Getting your first job is an important milestone for any person. The experience can be filled with nerves and apprehension, but it doesn’t have to be. Here are five tips to consider when your child is looking to find his or her first job.

Think ‘Stepping Stones’

Your child’s first job is a stepping stone to the next job and so the most important thing is for them to get their foot in the door. Usually, securing this first job is the hardest, as they are trying to get into the workforce with little or no prior work experience. This means they need to be prepared to put effort into finding the work. Many organizations look for extra staff over the holiday periods and take on interns, so do your homework to find what’s possible and be aware of seasonal demands.

Don’t Go for Perfect

Everyone has a dream job, and a person’s first job isn’t likely to be it. Your child’s first job is about getting the experience of working and holding down a job. This doesn’t mean they should be discouraged from aiming high, but help them be realistic about what the first job will involve, as it is likely to be an entry-level position. This means it will involve work that can be tedious and repetitive.

On the upside, part-time jobs provide a range of life-long skills, including responsibility, time management, money management, and relationship skills.

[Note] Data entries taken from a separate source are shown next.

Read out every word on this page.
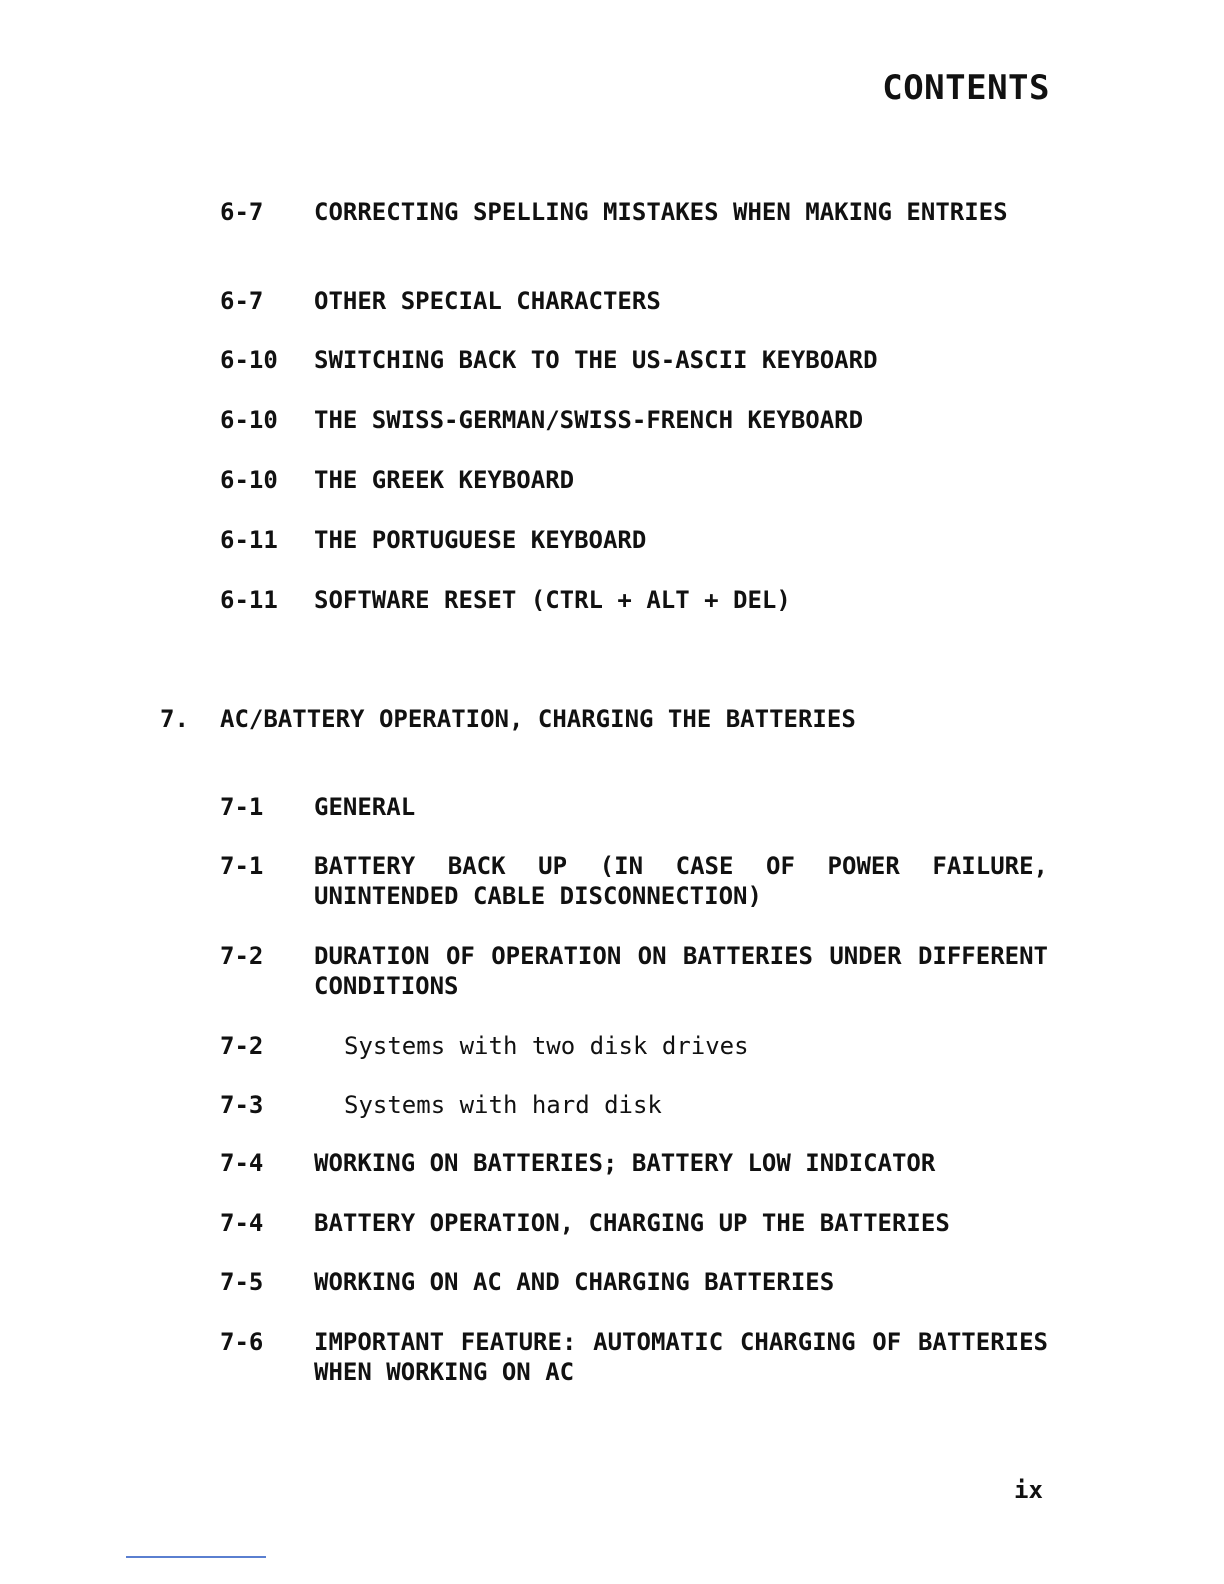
CONTENTS
6-7	CORRECTING SPELLING MISTAKES WHEN MAKING ENTRIES
6-7	OTHER SPECIAL CHARACTERS
6-10	SWITCHING BACK TO THE US-ASCII KEYBOARD
6-10	THE SWISS-GERMAN/SWISS-FRENCH KEYBOARD
6-10	THE GREEK KEYBOARD
6-11	THE PORTUGUESE KEYBOARD
6-11	SOFTWARE RESET (CTRL + ALT + DEL)
7. AC/BATTERY OPERATION, CHARGING THE BATTERIES
7-1	GENERAL
7-1	BATTERY BACK UP (IN CASE OF POWER FAILURE, UNINTENDED CABLE DISCONNECTION)
7-2	DURATION OF OPERATION ON BATTERIES UNDER DIFFERENT CONDITIONS
7-2	Systems with two disk drives
7-3	Systems with hard disk
7-4	WORKING ON BATTERIES; BATTERY LOW INDICATOR
7-4	BATTERY OPERATION, CHARGING UP THE BATTERIES
7-5	WORKING ON AC AND CHARGING BATTERIES
7-6	IMPORTANT FEATURE: AUTOMATIC CHARGING OF BATTERIES WHEN WORKING ON AC
ix
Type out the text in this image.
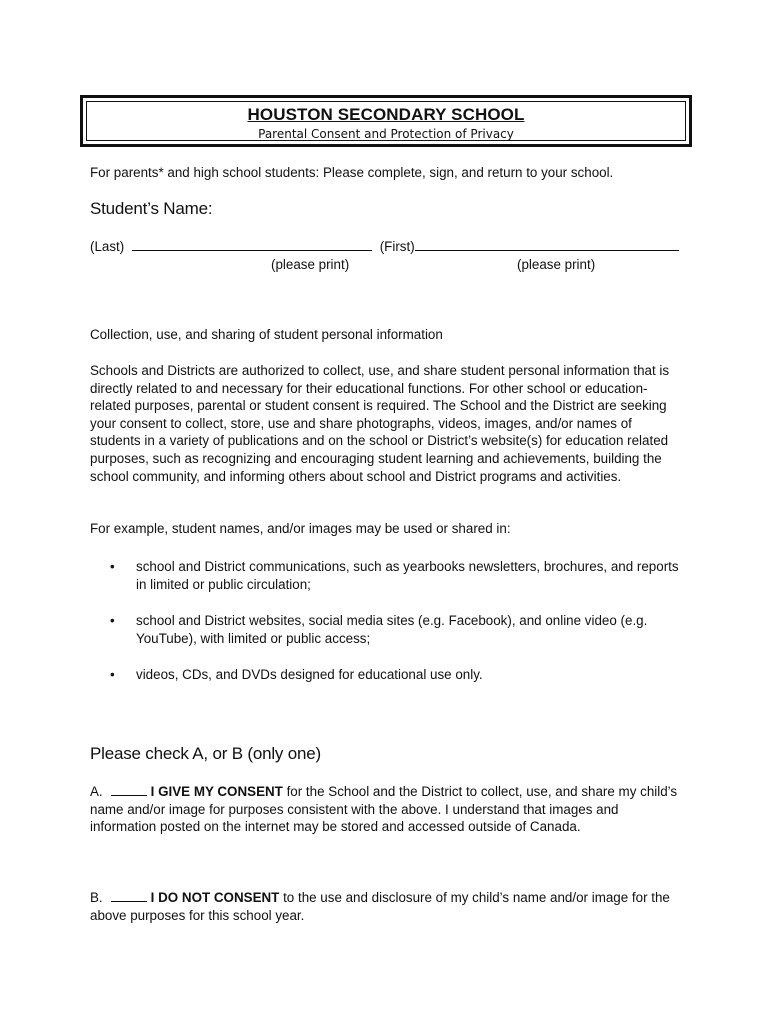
HOUSTON SECONDARY SCHOOL
Parental Consent and Protection of Privacy
For parents* and high school students: Please complete, sign, and return to your school.
Student’s Name:
(Last)	(First)
(please print)	(please print)
Collection, use, and sharing of student personal information
Schools and Districts are authorized to collect, use, and share student personal information that is directly related to and necessary for their educational functions. For other school or education-related purposes, parental or student consent is required. The School and the District are seeking your consent to collect, store, use and share photographs, videos, images, and/or names of students in a variety of publications and on the school or District’s website(s) for education related purposes, such as recognizing and encouraging student learning and achievements, building the school community, and informing others about school and District programs and activities.
For example, student names, and/or images may be used or shared in:
• school and District communications, such as yearbooks newsletters, brochures, and reports in limited or public circulation;
• school and District websites, social media sites (e.g. Facebook), and online video (e.g. YouTube), with limited or public access;
• videos, CDs, and DVDs designed for educational use only.
Please check A, or B (only one)
A.	I GIVE MY CONSENT for the School and the District to collect, use, and share my child’s name and/or image for purposes consistent with the above. I understand that images and information posted on the internet may be stored and accessed outside of Canada.
B.	I DO NOT CONSENT to the use and disclosure of my child’s name and/or image for the above purposes for this school year.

Look for Transferable Skills

The best entry-level jobs are ones that offer a range of transferable skills that they can take with them to their next job. For example:

  • Tutoring: learn how to explain details and teach another person a skill.
  • Retail: learn customer service, relationship management and sales skills.
  • Call center: learn how to engage with a customer remotely, how to manage conflict/ customer complaints, and learn systems and processes.
  • Waitressing: learn how to deal with difficult customers, how to manage multiple requests, and how to balance energy.
  • Receptionist: learn how to interact with people from all walks of life, along with customer service and communication skills.

Be Flexible

It’s important to encourage your child to be flexible. The more flexible they are, the easier it will be for them to get a job. This means encouraging them to not be too rigid in what they are looking for in terms of working hours, location, and style of work.

Practice Resilience

Getting your first job is often hard and it’s likely to involve a few setbacks. Supporting your child through this process is critical so that the rejections they receive don’t negatively impact their self-esteem.

Through the application process, they will learn about how to present themselves, articulate their skills both verbally and in written form, and how to best prepare for a job interview.